A Selective Guide to the Arts in Los Angeles

(L-R) Philip Levy, Julie Gigante, David Low, Andrew Duckles and Victoria Miskolczy at Le Salon de Musiques’ April concert at the Dorothy Chandler Pavilion. / photo by Carole Sternicha

Did you ever wonder what it might have been like to be present at one of the salons where Schubert or Chopin performed in an intimate setting for a few friends and family?

Well, with Le Salon de Musiques, which concludes its first season on May 15 at 4 p.m., you have the opportunity for just such an experience. The chamber music series takes place on the fifth floor of the Dorothy Chandler Pavilion with a view over the Taper and Ahmanson toward the mountains.

On a beautiful Sunday afternoon on April 10, a group of first-rate musicians performed two works, the one-movement String Trio in B flat major D 581 by Franz Schubert and the exquisite String Quintet in G minor k 516 by Mozart.

After an illuminating introduction to the two works by musicologist, composer and UC Riverside Professor of Music Byron Adams, violinist Philip Levy, violist Andrew Duckles, and cellist David Low performed the Schubert.

And then with only enough time to bring over two more chairs for second violinist Julie Gigante and violist Victoria Miskolczy, the musicians performed the Mozart quintet.

The Schubert was performed with the required grace, and the Mozart, one of his many masterworks, was given an emotionally wrenching performance.
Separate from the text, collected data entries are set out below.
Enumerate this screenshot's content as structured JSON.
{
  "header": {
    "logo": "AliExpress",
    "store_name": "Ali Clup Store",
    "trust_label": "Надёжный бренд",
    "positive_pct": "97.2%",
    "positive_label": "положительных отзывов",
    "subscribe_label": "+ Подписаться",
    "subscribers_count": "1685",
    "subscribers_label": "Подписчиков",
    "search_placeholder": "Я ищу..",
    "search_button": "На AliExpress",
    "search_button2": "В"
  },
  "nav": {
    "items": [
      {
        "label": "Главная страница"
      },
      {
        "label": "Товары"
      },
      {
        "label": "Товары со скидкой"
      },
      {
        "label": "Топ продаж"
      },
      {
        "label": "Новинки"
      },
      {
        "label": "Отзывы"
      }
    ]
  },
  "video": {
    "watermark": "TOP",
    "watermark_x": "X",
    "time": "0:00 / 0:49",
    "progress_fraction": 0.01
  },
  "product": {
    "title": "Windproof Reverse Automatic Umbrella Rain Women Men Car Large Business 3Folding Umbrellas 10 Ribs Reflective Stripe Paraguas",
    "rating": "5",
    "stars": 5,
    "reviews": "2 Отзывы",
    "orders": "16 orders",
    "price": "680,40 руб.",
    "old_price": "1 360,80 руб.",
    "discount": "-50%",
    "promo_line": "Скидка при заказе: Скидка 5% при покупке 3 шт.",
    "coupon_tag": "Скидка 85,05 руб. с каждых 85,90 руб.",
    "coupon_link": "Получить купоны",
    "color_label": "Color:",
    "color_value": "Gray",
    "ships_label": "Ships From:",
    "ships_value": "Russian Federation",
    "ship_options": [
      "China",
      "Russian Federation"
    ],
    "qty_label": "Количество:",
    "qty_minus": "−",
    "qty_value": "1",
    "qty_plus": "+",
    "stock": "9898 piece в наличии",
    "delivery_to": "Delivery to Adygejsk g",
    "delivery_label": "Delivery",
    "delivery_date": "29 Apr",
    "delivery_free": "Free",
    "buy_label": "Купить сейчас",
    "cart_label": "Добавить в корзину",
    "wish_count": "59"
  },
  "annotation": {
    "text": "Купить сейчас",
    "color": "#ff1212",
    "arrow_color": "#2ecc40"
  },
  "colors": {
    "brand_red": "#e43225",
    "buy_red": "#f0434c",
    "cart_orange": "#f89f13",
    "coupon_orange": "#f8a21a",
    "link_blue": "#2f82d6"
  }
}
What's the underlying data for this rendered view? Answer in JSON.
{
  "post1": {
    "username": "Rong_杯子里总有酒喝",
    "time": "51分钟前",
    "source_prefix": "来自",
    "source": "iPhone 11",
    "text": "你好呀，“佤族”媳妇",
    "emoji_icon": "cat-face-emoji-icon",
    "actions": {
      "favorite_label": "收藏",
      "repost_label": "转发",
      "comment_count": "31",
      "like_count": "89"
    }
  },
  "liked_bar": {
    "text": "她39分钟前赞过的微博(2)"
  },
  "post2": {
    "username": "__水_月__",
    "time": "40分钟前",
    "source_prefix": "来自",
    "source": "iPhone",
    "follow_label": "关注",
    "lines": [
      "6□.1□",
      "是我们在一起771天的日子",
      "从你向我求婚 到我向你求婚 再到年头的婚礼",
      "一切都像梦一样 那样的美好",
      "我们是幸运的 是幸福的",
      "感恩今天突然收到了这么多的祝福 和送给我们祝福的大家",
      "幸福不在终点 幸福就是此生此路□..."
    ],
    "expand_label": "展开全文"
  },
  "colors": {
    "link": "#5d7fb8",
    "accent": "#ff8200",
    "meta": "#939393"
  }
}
This is absolutely the venue to hear chamber music, especially with the caliber of musician represented. Because audience members sit literally feet from the musicians, the music seems more alive than listening to it performed in a concert hall. Moreover, even the muted strings in the third movement (Adagio ma non troppo) of the Mozart could be heard clearly. And there’s something about being able to hear the musicians breathe on the upbeat and to hear the sound of the bows on the strings that makes the music seem more vibrant.

After the first-rate performances, the audience was treated to champagne during La Conversation. The audience had the opportunity to ask questions of the musicians and of Dr. Adams about both the performance and the music.

Following that, audience members were treated to a light meal catered by Patina during which they could further discuss the music and other topics.

All in all, this is an event that any chamber music lover would relish.

The next and final concert of the series for this season features two two-piano works by Mozart and Rachmaninoff on May 15.